The last-named little shareholders in the Hugh Hutton property swarmed around him, some with gentle, some with vociferous demonstrations of affection. And their mother laid her hands affectionately on his shoulders, and, looking up in his face, said:
“Dear Hugh! No! no one could possibly have supplied your place to us, since we have known you. You have been, indeed, like a younger brother, or an elder son of the family, only that, as the doctor says, instead of giving us trouble, you have relieved us of it. Oh, Hugh! our dear boy! only be half as eminent as we hope you will be, and we shall be so proud and happy in your success!”
“Come, come, Elsie, a truce to sentiment! Supper waits, and a man who has staged night and day for a week, and walked three miles to-night, must have a good appetite for his supper, and a strong disposition to his bed. Come; give the babe to his sister, there, and draw your chair up. The children have been suffered to sit up in honor of your arrival, Hugh. They are usually in bed at this hour. Come,” said Dr. Hardcastle, seating himself at the table, when all the others were seated, “let’s see! What have we here to tempt a traveler’s appetite? Mocha coffee—some of that which you sent us by the wagon, Hugh—and cream and butter, such as Elsie only can make. Here are some buckwheat cakes; just try one. Our buckwheat has surpassed itself this year. There, I don’t think you ever met with buckwheat cake like that in the city. Indeed, I don’t think people east of the mountains know what good buckwheat really is. Take honey with your cake. There’s honey for you. The comb clear and clean like amber and frost. Our bees have distinguished themselves this season. There are venison steaks before you. Use the currant jelly with them, Hugh, it is better than the grape. That is the finest venison that I have seen this winter. Ah, Hugh, you should have been with me when I brought that stag down—shot him on the Bushy Ridge. Great fellow!—eight antlers—five inches of fat in the brisket!—weighing—how much did he weigh, Elsie? No matter. You are laughing, Hugh. What at, sir, pray?”
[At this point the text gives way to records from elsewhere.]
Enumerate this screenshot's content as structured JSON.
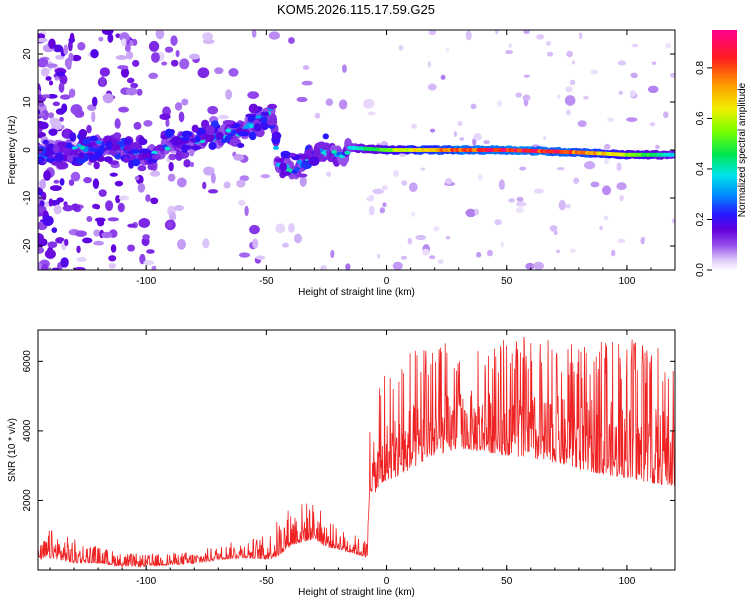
{
  "title": "KOM5.2026.115.17.59.G25",
  "colors": {
    "snr_line": "#ee2222",
    "frame": "#000000",
    "background": "#ffffff"
  },
  "chart_data": [
    {
      "type": "heatmap",
      "name": "spectrogram",
      "xlabel": "Height of straight line (km)",
      "ylabel": "Frequency (Hz)",
      "xlim": [
        -145,
        120
      ],
      "ylim": [
        -25,
        25
      ],
      "x_ticks": [
        -100,
        -50,
        0,
        50,
        100
      ],
      "x_tick_labels": [
        "-100",
        "-50",
        "0",
        "50",
        "100"
      ],
      "y_ticks": [
        -20,
        -10,
        0,
        10,
        20
      ],
      "y_tick_labels": [
        "-20",
        "-10",
        "0",
        "10",
        "20"
      ],
      "colorbar": {
        "label": "Normalized spectral amplitude",
        "range": [
          0,
          0.95
        ],
        "ticks": [
          0.0,
          0.2,
          0.4,
          0.6,
          0.8
        ],
        "tick_labels": [
          "0.0",
          "0.2",
          "0.4",
          "0.6",
          "0.8"
        ]
      },
      "ridge": {
        "description_points_km_hz": [
          [
            -145,
            -1
          ],
          [
            -120,
            1
          ],
          [
            -100,
            -1
          ],
          [
            -85,
            2
          ],
          [
            -70,
            3
          ],
          [
            -60,
            4
          ],
          [
            -55,
            6
          ],
          [
            -50,
            7
          ],
          [
            -48,
            9
          ],
          [
            -45,
            -3
          ],
          [
            -38,
            -4
          ],
          [
            -32,
            -1
          ],
          [
            -25,
            0
          ],
          [
            -18,
            -2
          ],
          [
            -16,
            0.5
          ],
          [
            0,
            0
          ],
          [
            20,
            0
          ],
          [
            50,
            0
          ],
          [
            80,
            -0.5
          ],
          [
            100,
            -1
          ],
          [
            120,
            -1
          ]
        ]
      }
    },
    {
      "type": "line",
      "name": "snr",
      "xlabel": "Height of straight line (km)",
      "ylabel": "SNR (10 * v/v)",
      "xlim": [
        -145,
        120
      ],
      "ylim": [
        0,
        6900
      ],
      "x_ticks": [
        -100,
        -50,
        0,
        50,
        100
      ],
      "x_tick_labels": [
        "-100",
        "-50",
        "0",
        "50",
        "100"
      ],
      "y_ticks": [
        2000,
        4000,
        6000
      ],
      "y_tick_labels": [
        "2000",
        "4000",
        "6000"
      ],
      "series": [
        {
          "name": "SNR",
          "envelope_x": [
            -145,
            -140,
            -130,
            -120,
            -110,
            -100,
            -90,
            -80,
            -70,
            -60,
            -50,
            -45,
            -40,
            -35,
            -30,
            -25,
            -20,
            -15,
            -10,
            -8,
            -7,
            -5,
            0,
            5,
            10,
            20,
            30,
            40,
            50,
            60,
            70,
            80,
            90,
            100,
            110,
            120
          ],
          "base_y": [
            300,
            350,
            200,
            200,
            100,
            100,
            150,
            180,
            300,
            350,
            300,
            400,
            700,
            800,
            900,
            650,
            600,
            500,
            400,
            300,
            2300,
            2200,
            2600,
            2700,
            2900,
            3300,
            3500,
            3400,
            3300,
            3200,
            3100,
            2900,
            2750,
            2650,
            2500,
            2400
          ],
          "peak_y": [
            600,
            1200,
            900,
            700,
            500,
            450,
            500,
            550,
            700,
            900,
            1000,
            1500,
            1900,
            2000,
            2000,
            1500,
            1200,
            1100,
            900,
            900,
            4300,
            5000,
            5800,
            6100,
            6300,
            6500,
            6600,
            6600,
            6700,
            6700,
            6600,
            6600,
            6600,
            6700,
            6500,
            6500
          ]
        }
      ]
    }
  ]
}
“At you, and myself, and stag-hunting, and deerstalking, and story-tellings. The truth is, I never hear of stags and antlers, but I think of a fine, bragging tale I was cut short in while telling to my fellow-students at a little farewell supper given by them to me when I was coming away. I was trying to persuade some of them to come out here, and boasting of the country. I was launched into the midst of a grandiloquent eulogium. ‘Glorious country, sir!’ said I, ‘glorious country! sublime mountains, piercing the clouds! mag-nif-i-cent forests stretching five hundred miles westward! splendid trees, sir, standing but two feet apart, their trunks measuring three yards in circumference! their luxurious branches inextricably intertwined! and game, sir! superb deer, with antlers six feet apart, bounding through those forests——’ ‘Where the trees grow but two feet apart, and their branches are inextricably entwined, how the very deuce do they manage to get through them, Hutton?’ asked my friend, bringing my magniloquence to a sudden stand. I never was so disconcerted in my life. I knew I had been telling the truth, yet had made it sound like a fiction. At last I answered, ‘By Dian, sir, that is their business, not mine, nor yours!’”
“Ha, ha, ha! Yes, pretty good! Yet, Hugh, you are not romancing. There are parts of the forest where the great trees grow in such thickets as you have described; but they are as impassable to the deer as to us, of course; and then there is superb game in the forest, which may never approach within miles of such thickets. Take another cup of coffee?”